Lorus Therapeutics, a biopharmaceutical company, has reported encouraging preclinical data for its lead small molecule anticancer drug candidate LOR-253.

The studies presented by the company further explore the detailed mechanism of action of LOR-253. The key findings include MTF-1 dependent induction of a novel tumor suppressor, namely Krupple like factor-4, leading to activation of several inhibitors of tumor growth as well as repression of several tumor promoters. These alterations were demonstrated specifically in cancer cells, but not in normal cells, which supports a strong LOR-253-mediated antitumor activity. These observations occurred at safe doses in several animal studies, the company said.

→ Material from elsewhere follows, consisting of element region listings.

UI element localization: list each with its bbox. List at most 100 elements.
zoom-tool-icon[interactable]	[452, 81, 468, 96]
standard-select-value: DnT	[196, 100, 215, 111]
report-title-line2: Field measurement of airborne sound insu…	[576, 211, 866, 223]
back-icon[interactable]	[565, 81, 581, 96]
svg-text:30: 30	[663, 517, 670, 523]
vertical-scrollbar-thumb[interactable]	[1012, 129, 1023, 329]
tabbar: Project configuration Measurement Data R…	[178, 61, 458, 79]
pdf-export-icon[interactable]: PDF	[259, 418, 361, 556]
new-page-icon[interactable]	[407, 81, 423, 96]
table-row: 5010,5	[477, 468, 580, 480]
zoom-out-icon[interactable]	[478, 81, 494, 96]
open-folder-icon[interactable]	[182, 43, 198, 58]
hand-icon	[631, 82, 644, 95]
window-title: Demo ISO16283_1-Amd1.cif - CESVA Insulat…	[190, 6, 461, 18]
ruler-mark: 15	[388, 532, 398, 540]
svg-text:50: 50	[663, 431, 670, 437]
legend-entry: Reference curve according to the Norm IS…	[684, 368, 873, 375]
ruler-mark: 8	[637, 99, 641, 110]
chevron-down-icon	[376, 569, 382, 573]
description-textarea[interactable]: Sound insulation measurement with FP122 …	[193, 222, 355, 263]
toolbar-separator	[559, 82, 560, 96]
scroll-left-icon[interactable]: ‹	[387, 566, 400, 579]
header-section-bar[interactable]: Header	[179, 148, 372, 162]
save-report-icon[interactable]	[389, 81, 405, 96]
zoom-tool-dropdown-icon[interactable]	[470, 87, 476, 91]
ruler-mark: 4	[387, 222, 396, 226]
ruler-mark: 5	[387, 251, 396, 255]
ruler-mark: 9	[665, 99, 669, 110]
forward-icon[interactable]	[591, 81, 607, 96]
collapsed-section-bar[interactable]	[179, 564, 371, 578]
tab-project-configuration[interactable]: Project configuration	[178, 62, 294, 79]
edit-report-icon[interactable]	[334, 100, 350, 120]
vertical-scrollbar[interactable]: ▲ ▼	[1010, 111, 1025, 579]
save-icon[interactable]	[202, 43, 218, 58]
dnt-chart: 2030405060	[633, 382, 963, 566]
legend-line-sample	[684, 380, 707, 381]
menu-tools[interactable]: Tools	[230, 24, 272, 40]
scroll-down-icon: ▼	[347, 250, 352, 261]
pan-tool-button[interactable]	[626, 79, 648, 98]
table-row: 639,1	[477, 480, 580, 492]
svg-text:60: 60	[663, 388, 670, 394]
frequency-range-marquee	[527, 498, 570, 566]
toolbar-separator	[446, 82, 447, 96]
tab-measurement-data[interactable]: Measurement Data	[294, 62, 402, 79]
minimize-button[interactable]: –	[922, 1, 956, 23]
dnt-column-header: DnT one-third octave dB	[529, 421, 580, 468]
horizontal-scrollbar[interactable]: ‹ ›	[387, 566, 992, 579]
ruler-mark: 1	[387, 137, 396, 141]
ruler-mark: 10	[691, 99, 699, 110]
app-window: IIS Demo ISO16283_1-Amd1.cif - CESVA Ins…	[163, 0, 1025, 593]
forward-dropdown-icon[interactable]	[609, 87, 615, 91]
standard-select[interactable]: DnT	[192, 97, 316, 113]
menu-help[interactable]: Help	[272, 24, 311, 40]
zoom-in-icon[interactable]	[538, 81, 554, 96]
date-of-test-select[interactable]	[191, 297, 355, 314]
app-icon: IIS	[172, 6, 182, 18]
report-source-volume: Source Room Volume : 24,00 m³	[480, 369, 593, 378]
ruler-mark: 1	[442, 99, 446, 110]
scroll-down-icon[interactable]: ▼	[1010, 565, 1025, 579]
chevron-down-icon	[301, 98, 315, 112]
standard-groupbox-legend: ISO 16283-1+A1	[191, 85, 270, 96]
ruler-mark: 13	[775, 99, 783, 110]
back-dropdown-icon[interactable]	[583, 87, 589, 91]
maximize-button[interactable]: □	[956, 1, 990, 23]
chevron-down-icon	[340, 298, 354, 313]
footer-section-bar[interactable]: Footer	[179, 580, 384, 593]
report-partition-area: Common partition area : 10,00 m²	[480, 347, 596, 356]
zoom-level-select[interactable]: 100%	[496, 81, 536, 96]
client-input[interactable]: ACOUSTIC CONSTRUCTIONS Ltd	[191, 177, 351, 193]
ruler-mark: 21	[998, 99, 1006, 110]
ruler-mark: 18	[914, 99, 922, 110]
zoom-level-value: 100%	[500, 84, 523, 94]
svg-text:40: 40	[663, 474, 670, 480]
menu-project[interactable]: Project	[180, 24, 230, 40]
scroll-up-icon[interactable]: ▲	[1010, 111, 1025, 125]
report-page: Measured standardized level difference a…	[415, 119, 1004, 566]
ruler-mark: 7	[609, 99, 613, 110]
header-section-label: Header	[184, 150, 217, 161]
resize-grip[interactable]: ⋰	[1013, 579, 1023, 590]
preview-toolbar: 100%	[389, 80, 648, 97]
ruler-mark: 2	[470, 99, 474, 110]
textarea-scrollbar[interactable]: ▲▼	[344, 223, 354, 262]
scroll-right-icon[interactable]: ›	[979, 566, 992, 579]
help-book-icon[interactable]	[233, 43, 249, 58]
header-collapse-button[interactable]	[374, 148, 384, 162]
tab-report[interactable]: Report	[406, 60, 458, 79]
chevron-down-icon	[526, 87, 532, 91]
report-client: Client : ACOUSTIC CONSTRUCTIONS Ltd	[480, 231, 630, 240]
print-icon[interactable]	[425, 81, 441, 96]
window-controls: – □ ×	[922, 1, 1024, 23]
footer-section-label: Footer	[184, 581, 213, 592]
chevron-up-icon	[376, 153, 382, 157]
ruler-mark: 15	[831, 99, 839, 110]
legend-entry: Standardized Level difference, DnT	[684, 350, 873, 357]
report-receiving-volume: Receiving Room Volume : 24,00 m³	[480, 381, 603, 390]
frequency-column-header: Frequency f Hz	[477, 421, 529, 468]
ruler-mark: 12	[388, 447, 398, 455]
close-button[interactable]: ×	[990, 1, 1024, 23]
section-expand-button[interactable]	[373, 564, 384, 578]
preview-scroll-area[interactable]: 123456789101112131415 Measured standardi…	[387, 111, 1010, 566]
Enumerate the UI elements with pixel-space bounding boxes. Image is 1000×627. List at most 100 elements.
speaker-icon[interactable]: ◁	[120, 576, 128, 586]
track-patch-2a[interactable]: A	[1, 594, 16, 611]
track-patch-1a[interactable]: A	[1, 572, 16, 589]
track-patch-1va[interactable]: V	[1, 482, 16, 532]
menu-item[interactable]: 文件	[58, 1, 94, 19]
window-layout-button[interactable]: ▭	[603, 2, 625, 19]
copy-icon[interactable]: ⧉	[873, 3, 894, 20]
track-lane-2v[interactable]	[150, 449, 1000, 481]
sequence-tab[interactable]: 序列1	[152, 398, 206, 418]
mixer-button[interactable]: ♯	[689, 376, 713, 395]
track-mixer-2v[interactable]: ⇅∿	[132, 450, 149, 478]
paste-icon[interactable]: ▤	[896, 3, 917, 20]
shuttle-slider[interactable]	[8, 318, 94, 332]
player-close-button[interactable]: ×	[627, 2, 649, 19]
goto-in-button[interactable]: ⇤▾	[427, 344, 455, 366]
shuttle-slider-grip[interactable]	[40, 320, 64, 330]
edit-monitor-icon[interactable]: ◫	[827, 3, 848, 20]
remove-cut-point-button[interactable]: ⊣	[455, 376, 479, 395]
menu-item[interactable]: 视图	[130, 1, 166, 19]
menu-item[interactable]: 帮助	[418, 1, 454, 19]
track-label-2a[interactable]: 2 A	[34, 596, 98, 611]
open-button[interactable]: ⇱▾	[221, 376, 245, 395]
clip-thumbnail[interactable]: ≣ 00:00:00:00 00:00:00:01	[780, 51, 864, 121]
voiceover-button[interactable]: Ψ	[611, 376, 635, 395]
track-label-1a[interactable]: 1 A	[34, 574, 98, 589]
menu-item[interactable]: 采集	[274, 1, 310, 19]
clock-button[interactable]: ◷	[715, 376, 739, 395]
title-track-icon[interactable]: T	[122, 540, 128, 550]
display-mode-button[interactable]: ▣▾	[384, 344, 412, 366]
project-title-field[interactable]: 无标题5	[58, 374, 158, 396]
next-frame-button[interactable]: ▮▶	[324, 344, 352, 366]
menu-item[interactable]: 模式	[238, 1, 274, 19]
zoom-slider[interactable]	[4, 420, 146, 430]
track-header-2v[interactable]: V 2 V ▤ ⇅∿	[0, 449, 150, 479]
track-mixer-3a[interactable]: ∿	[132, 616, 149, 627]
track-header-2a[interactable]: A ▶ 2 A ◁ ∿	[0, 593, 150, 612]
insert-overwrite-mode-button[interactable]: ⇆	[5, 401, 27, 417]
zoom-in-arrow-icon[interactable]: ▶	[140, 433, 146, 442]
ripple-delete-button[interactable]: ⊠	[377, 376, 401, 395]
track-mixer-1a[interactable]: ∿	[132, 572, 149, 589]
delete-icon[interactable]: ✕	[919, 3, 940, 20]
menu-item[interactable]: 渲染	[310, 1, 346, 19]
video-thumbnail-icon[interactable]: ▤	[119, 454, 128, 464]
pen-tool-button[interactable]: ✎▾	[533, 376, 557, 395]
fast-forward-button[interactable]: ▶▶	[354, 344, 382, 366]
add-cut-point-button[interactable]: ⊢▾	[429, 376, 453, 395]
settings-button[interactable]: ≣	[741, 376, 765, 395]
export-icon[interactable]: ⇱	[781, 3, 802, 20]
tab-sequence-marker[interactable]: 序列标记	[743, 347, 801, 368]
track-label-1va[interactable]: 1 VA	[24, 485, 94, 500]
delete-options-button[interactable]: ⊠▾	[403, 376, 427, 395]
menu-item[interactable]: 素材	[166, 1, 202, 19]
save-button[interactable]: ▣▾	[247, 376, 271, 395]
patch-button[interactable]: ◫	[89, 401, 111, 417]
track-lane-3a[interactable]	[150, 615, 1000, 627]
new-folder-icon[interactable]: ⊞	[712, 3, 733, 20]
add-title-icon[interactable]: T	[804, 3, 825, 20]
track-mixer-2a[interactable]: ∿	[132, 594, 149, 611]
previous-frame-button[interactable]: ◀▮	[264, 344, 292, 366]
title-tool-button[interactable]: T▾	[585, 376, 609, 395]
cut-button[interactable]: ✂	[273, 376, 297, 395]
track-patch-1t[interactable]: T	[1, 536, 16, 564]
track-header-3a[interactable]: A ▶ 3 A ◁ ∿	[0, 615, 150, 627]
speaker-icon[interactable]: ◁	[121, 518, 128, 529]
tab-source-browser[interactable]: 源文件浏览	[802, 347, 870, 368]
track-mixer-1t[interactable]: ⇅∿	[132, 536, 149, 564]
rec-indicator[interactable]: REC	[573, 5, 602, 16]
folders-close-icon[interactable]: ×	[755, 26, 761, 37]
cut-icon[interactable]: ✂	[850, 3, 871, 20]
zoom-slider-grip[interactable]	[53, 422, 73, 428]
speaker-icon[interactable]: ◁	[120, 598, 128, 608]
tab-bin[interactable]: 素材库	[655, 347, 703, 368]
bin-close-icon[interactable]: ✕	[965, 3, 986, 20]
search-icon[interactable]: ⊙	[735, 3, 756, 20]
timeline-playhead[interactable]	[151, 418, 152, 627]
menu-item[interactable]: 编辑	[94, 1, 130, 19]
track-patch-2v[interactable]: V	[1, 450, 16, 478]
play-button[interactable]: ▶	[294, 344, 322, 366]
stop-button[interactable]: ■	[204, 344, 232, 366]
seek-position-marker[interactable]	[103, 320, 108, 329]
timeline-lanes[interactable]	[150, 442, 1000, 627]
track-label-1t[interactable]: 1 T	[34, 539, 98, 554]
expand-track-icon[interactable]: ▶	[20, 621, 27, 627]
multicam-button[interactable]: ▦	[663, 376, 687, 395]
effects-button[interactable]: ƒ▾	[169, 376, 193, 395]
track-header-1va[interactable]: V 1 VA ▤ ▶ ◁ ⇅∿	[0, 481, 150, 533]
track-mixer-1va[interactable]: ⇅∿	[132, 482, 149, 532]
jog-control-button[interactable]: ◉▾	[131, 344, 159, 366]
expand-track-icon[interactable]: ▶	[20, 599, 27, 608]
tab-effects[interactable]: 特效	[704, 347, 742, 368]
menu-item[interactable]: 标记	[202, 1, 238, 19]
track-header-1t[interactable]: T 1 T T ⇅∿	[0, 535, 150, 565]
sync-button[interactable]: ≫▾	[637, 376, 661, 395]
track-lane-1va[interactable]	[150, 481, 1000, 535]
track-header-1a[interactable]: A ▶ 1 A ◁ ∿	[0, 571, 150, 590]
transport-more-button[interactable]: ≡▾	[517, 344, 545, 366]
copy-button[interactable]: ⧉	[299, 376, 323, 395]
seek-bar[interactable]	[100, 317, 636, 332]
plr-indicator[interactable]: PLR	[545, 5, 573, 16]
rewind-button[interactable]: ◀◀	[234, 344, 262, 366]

Lorus also reported that LOR-253 inhibits angiogenesis, which is the formation of new blood vessels that promotes tumor growth. In animal studies, non-small cell lung tumors isolated from LOR-253 treated mice showed reduced blood vessel density, indicating inhibition of tumor angiogenesis. The tumors also showed reduced expression of hypoxia induced factor-1 alpha, a known angiogenesis stimulator, through inhibition of MTF-1.

LOR-253 is currently in late stage preclinical development. An investigational new drug application for LOR-253 is being finalized and is to be filed with the FDA in the second quarter of 2009 for a Phase I dose escalation trial in selected solid tumors.

Aiping Young, president and CEO of Lorus, said: “These new results provide additional proof of anticancer mechanisms for LOR-253, and demonstrates the value of this novel compound to our pipeline. We are especially pleased to report that LOR-253 inhibits angiogenesis, which is a well-validated mechanism for progression of cancer and other diseases.”